In the fall of 1939, we returned to Paris, and around May 20 of the following year we were again near the sea, this time on the western coast of France, at St. Nazaire. There, one last little garden surrounded us, as you and I, and our child, by now six, between us, walked through it on our way to the docks, where, behind the buildings facing us, the liner Champlain was waiting to take us to New York. That garden was what the French call, phonetically, skwarr and the Russians skver, perhaps because it is the kind of thing usually found in or near public squares in England. Laid out on the last limit of the past and on the verge of the present, it remains in my memory merely as a geometrical design which no doubt I could easily fill in with the colors of plausible flowers, if I were careless enough to break the hush of pure memory that (except, perhaps, for some chance tinnitus due to the pressure of my own tired blood) I have left undisturbed, and humbly listened to, from the beginning. What I really remember about this neutrally blooming design, is its clever thematic connection with transatlantic gardens and parks; for suddenly, as we came to the end of its path, you and I saw something that we did not immediately point out to our child, so as to enjoy in full the blissful shock, the enchantment and glee he would experience on discovering ahead the ungenuinely gigantic, the unrealistically real prototype of the various toy vessels he had doddled about in his bath.

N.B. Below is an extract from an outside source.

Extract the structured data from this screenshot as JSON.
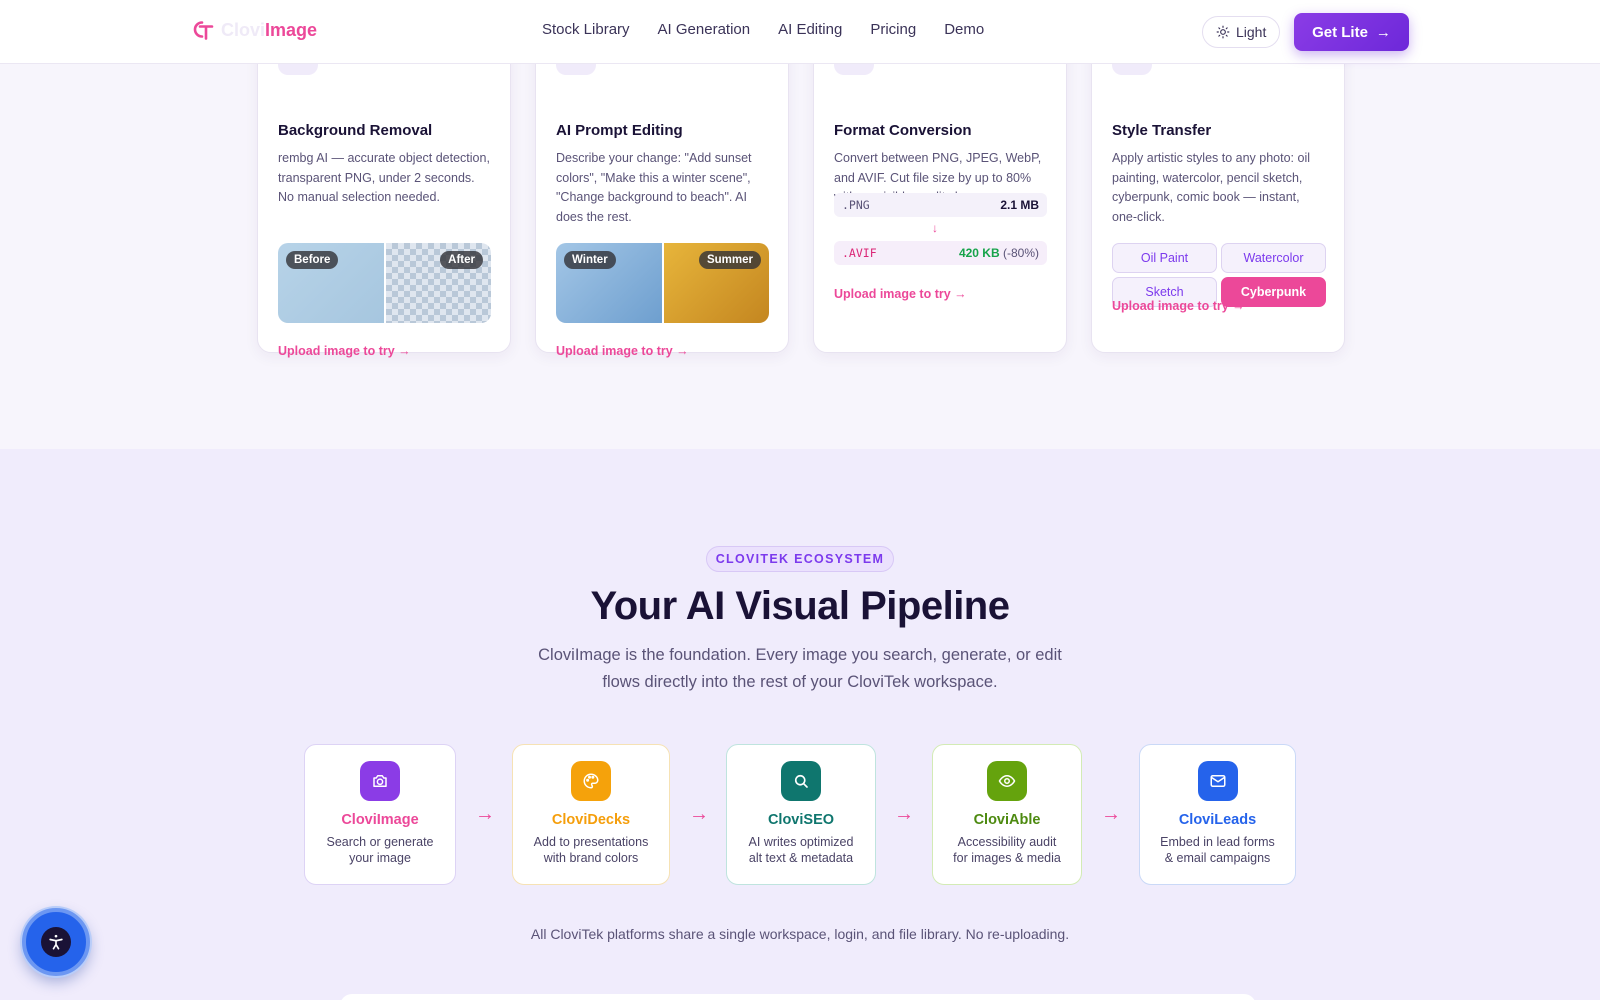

There, in front of us, where a broken row of houses stood between us and the harbor, and where the eye encountered all sorts of stratagems, such as pale-blue and pink underwear cakewalking on a clothesline, or a lady’s bicycle and a striped cat oddly sharing a rudimentary balcony of cast iron, it was most satisfying to make out among the jumbled angles of roofs and walls, a splendid ship’s funnel, showing from behind the clothesline as something in a scrambled picture—Find What the Sailor Has Hidden—that the finder cannot unsee once it has been seen.